YouTube sensation and popular digital influencer Lilly Singh, better known by her username ‘Superwoman,’ announced in a video released November 12th that she will be taking a break from the video-sharing platform to focus on her mental health, creative motivation and inspiration and her many off-platform endeavours.
With a collective 17.2 million subscribers across her main and vlog channels gathering a monthly average of 59-million views, Singh is among the platform’s highest earners. The 30-year-old personality began posting to her channel back in 2010, with most of her subject matter being about her Indian upbringing and ethnic background. However, she soon expanded her content and in 2017 earned $10.5 million, making her one of the highest paid YouTubers in the world, according to Forbes Magazine.
On the platform for eight years, Singh is no stranger to online superstardom: “I have been doing YouTube consistently for eight years. For eight years, I have been putting out videos, and for a lot of those years, I’ve been doing it twice a week, plus daily vlogs. I’ve enjoyed it, I love it, but that doesn’t take away from the fact that it has been a lot.”
In her video Singh admits to not feeling mentally healthy, noting that she is unable to confront these issues while she is, “constantly pumping out content.” However, she was adamant that she would much rather fight for her happiness than for relevance.
A significant source of her struggle is the content itself, “I haven’t been super happy with a lot of the content I’ve created…The thing about YouTube is that, in all of its glory, it kind of is a machine, and it makes creators believe that we have to pump out content consistently even at the cost of our life and our mental health and our happiness, because if you don’t, then you’ll become irrelevant.”
Singh is not the first creator to talk about this sense of immense pressure. Other influencers on YouTube, including big names such as Grace Helbig and Alisha Marie, have also decided to take a temporary step back from the platform and internet limelight to re-evaluate.
Over the summer the Toronto native expressed dismay about the difficulty of satisfying YouTube audiences who only ever seem to want more and, in her video, she states that creators should not measure the quality of their material merely by how many views it garners. “That’s why I need to take a little bit of a break to truly re-evaluate what I define my success as, and what I want my legacy to be,” she said. “Because right now it’s not something that I’m proud of.”

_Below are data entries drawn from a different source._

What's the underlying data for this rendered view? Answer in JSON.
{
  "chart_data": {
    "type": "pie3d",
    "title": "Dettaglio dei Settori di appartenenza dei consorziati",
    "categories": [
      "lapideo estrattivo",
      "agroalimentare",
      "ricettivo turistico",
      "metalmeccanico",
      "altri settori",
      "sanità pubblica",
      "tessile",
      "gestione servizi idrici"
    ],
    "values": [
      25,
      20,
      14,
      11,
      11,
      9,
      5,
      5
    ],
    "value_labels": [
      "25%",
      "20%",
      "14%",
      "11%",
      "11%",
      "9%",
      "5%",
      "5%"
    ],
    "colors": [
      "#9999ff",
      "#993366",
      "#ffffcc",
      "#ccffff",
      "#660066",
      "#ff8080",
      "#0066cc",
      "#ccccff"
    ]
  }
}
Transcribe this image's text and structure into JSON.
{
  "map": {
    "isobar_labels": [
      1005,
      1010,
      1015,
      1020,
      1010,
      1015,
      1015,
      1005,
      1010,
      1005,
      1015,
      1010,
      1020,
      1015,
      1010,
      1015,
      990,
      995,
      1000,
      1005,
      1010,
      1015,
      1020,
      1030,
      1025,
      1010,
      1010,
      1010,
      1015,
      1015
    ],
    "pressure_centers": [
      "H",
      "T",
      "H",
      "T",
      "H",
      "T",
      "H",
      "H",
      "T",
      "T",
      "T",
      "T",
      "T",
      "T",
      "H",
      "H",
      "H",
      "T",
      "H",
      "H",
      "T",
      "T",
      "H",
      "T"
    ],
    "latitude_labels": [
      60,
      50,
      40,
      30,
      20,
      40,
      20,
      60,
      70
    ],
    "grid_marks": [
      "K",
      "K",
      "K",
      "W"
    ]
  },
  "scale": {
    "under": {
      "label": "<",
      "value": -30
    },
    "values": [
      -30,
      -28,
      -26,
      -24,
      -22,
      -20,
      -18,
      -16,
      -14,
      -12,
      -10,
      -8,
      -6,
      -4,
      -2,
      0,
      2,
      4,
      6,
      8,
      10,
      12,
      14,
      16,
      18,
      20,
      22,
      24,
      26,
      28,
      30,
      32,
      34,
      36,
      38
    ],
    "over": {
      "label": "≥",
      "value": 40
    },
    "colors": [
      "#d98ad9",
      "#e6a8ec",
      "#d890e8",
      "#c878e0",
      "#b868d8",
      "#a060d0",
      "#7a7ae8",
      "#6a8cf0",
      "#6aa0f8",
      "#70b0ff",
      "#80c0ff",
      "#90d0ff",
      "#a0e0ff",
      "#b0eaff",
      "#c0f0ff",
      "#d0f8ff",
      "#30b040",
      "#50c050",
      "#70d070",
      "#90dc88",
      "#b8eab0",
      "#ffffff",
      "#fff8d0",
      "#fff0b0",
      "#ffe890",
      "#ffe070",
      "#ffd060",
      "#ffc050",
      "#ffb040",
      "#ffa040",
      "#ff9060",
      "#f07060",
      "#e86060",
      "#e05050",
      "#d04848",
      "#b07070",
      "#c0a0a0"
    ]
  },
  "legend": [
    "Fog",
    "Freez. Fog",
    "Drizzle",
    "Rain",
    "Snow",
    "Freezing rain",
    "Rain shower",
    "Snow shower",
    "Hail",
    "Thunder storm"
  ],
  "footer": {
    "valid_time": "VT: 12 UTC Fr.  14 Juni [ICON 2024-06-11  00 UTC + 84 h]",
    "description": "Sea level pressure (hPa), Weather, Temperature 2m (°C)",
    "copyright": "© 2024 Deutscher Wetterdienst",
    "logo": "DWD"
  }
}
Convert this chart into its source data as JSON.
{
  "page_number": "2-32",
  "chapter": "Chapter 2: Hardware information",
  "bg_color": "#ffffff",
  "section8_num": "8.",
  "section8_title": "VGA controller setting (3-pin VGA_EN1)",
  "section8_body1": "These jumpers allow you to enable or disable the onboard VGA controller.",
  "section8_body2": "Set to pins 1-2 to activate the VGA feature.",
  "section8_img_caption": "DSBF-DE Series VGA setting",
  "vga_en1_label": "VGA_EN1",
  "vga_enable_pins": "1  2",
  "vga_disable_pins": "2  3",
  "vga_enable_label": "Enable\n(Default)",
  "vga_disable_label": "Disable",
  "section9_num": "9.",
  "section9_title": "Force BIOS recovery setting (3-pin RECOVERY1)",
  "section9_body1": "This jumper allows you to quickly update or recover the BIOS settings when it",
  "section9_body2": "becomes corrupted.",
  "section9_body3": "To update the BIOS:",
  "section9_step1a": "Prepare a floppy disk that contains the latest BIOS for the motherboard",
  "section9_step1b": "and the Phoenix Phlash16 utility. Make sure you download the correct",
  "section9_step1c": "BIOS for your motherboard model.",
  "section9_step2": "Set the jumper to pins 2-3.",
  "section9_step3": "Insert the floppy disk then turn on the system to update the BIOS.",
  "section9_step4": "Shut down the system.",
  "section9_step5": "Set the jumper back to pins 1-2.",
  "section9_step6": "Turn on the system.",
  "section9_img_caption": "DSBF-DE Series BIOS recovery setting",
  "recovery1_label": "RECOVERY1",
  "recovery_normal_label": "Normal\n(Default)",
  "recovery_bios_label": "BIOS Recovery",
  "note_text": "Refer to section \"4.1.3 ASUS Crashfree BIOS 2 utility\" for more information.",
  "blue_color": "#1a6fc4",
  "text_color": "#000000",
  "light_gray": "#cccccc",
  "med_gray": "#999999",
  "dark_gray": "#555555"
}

Though she is unsure of how long her break will last, Singh does plan on focusing on her non-YouTube-related undertakings – which are abundant. “I’m not making any rules. This might be a one week break. This might be a one month break – I have no idea.”
In the past year, she has jump-started her own production studio, Unicorn Island Productions, and headed the United Nations’ Social Good Summit (where she holds the position as the first-ever Goodwill Ambassador to UNICEF to emerge from the digital space). She also acted in HBO’s Fahrenheit 451, walked a New York Fashion Week runway and was named a number one New York Times bestselling author. And these are just a few of the many outside projects in which she has participated.
In her video, Singh admitted to feeling anxious and afraid of taking a break, for the same reason many other digital influencers fear – that their audience will find someone else to watch and that their view and subscriber numbers will drop and cause YouTube’s notoriously unpredictable algorithm to work against them. However, social media indicates that Singh’s fans are very supportive of her decision to take a break.
With the profusion of “digital celebrities”, anyone with a camera and wifi connection has the potential to become the next big internet sensation, but what is often not considered is the immense pressure placed on celebrities to continually create content that will keep audiences interested, loyal and hungry for more, video after video.
Kudos to Lilly Singh for coming to her own rescue and being her own Superwoman. She is helping to create an awareness that influencers are real people with feelings, goals, and struggles, and reminding us all that it is perfectly acceptable (and healthy) to take time to recharge and re-evaluate what truly makes us happy.